Commencez à faire des revues depuis le premier commit. Les types de problèmes les plus faciles à détecter de cette façon sont les vulnérabilités de sécurité, les fuites mémoire, les manques de commentaires ou de documentation d'API, les effets de bord, les erreurs de conception dans la hiérarchie d'appels, et d'autres problèmes qui nécessitent un minimum de recul pour être détectés. Néanmoins, même les problèmes à plus grande échelle comme l'incapacité à mutualiser du code à un seul endroit devient visible à force de revues, parce que le souvenir des revues précédentes renseigne les revues courantes.

Ne vous inquiétez pas si vous ne trouver rien à commenter, ou si vous de maîtrisez pas assez toutes les parties du code. Il y aura souvent quelque chose à dire sur tout commit ; même si vous ne trouvez rien à redire, quelque chose peut faire l'objet d'un commentaire admiratif. L'important est de rendre clair le fait que chaque développeur sache que ce qu'il fait est vu et compris.

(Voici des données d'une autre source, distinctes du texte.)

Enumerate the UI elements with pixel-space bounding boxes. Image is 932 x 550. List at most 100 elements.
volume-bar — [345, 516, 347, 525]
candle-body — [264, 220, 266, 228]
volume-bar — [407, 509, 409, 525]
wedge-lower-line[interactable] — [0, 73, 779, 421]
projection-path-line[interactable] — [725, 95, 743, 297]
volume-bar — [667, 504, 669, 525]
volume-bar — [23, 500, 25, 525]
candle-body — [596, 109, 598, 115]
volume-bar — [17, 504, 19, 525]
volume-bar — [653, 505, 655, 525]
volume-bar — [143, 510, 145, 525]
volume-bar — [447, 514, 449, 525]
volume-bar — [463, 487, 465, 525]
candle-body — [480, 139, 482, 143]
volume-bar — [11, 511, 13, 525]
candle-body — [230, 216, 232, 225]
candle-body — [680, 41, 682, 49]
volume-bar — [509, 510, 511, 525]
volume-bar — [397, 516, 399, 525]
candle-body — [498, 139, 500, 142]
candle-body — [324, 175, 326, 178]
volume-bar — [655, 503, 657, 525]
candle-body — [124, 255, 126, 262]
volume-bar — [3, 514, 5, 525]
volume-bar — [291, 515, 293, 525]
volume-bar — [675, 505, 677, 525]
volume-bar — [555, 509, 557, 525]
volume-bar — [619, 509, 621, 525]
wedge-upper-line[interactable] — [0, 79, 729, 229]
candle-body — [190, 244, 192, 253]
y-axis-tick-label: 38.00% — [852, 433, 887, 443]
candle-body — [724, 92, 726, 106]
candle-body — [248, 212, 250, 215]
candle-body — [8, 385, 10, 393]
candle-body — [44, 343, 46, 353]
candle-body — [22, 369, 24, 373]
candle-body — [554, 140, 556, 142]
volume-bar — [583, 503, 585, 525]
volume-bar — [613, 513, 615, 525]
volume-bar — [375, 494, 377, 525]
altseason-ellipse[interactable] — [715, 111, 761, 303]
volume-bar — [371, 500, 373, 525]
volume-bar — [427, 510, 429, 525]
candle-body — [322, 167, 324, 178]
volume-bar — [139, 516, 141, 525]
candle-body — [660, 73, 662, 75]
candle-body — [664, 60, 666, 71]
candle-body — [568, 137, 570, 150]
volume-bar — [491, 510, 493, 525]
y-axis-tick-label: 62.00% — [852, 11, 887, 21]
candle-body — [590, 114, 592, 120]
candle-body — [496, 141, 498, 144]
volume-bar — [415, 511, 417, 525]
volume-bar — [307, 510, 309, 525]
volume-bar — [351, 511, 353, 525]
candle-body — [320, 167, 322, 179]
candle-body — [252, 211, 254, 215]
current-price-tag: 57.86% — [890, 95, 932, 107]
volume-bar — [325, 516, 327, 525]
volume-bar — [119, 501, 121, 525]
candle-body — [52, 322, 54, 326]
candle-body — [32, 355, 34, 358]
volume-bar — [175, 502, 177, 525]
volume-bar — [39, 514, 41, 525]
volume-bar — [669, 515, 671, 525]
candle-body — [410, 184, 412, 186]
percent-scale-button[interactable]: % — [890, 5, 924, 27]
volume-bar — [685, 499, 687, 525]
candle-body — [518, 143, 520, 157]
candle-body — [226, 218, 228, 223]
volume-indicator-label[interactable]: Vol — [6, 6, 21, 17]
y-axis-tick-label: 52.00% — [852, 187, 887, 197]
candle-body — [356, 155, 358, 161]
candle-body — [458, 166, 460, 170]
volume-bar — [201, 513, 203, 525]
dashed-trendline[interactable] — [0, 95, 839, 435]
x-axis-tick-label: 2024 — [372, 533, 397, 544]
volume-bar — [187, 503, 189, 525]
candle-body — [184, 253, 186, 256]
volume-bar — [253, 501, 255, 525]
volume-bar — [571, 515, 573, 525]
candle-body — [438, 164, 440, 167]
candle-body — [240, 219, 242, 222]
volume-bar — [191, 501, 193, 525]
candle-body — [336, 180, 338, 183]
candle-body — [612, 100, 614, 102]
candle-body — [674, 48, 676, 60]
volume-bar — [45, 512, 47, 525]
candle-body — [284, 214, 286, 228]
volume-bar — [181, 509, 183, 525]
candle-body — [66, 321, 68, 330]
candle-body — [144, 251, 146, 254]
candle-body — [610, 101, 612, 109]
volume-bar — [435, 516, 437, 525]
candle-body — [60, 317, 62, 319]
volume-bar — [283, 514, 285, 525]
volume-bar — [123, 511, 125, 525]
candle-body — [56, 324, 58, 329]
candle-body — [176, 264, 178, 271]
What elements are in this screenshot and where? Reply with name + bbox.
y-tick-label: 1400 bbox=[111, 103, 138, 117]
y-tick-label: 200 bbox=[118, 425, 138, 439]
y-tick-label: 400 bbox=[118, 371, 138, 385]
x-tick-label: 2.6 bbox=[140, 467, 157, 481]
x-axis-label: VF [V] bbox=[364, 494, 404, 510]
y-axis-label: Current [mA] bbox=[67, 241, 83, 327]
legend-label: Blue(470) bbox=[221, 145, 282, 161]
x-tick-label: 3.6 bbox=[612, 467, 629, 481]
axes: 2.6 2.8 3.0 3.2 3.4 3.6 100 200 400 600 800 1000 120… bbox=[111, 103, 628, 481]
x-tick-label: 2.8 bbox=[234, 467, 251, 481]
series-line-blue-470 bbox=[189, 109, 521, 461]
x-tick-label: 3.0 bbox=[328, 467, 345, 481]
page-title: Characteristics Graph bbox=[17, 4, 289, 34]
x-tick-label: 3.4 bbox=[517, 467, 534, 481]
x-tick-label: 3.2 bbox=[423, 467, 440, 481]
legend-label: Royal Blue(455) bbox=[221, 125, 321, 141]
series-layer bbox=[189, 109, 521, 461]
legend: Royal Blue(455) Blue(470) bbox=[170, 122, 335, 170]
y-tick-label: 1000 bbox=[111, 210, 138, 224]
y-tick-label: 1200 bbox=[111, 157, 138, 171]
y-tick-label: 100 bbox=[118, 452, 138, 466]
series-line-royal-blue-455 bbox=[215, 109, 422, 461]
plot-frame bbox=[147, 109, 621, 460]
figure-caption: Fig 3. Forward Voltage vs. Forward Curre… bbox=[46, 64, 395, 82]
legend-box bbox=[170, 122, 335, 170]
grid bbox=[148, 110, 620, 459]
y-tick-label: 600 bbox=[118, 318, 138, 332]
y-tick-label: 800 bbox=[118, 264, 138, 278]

Bien entendu, la revue du code n'absout pas les programmeurs de leur responsabilité à vérifier et à tester leurs modifications avant de commiter; personne ne devrait dépendre de la revue pour détecter des problèmes qu'on aurait dû trouver soit-même.

Lorsque vous ouvrez un projet propriétaire, soyez attentif à la gestion du changement

Si vous libérez un projet existant, sur lequel travaillent des développeurs actifs et accoutumés à travailler dans un environnement propriétaire, assurez vous que tous comprennent qu'un changement important va en suivre, et de votre coté, vérifiez que vous êtes en mesure de faire face leurs réactions.

Représentez vous la situation telle qu'ils la perçoivent : tout le code et les décisions sur la conception sont faites par un groupe de développeurs qui connaissent tous plus ou moins autant le logiciel, qui reçoivent la même pression du même management, et qui connaissent leurs forces et faiblesses respectives. Vous leur demandez soudain d'exposer leur code pour qu'il soit scruté par des étrangers ne formant leur jugement que sur le résultat final, et sans prendre en compte la pression de la hiérarchie qui a pu forcer certaines décisions. Ces étrangers posent de nombreuses questions, des questions qui déstabilisent les développeurs lorsqu'ils réalisent que la documentation sur laquelle il avait tant travaillé est toujours inadéquate (c'est inévitable). Ajoutez le fait que tous ces arrivants sont inconnus et sans visage... Si l'un des développeurs manquait d'assurance, imaginez à quel point ce sentiment se trouvera exacerbé quand des nouveaux contributeurs lui désigneront des faiblesses dans son code, et pire, devant ses collègues. A moins de disposer d'une équipe de développeurs parfaits, c'est inévitable, en fait cela se produira probablement pour tous. Non pas qu'ils soient de mauvais programmeurs, c'est simplement qu'au dessus d'une certaine taille un projet a des bogues et la revue par pairs permettra de les détecter (voir la section intitulée « Pratiquez la revue par pairs » précédemment dans ce chapitre). Dans le même temps, les nouveaux arrivants ne seront pas eux mêmes sujets à la revue par pairs puisqu'ils ne peuvent produire de code tant qu'ils ne sont pas suffisamment familiers du projet. Pour vos développeurs, cela peut être pris comme une situation de critique unilatérale. Il y a donc danger de voir apparaître une mentalité d'assiégés parmi les vétérans.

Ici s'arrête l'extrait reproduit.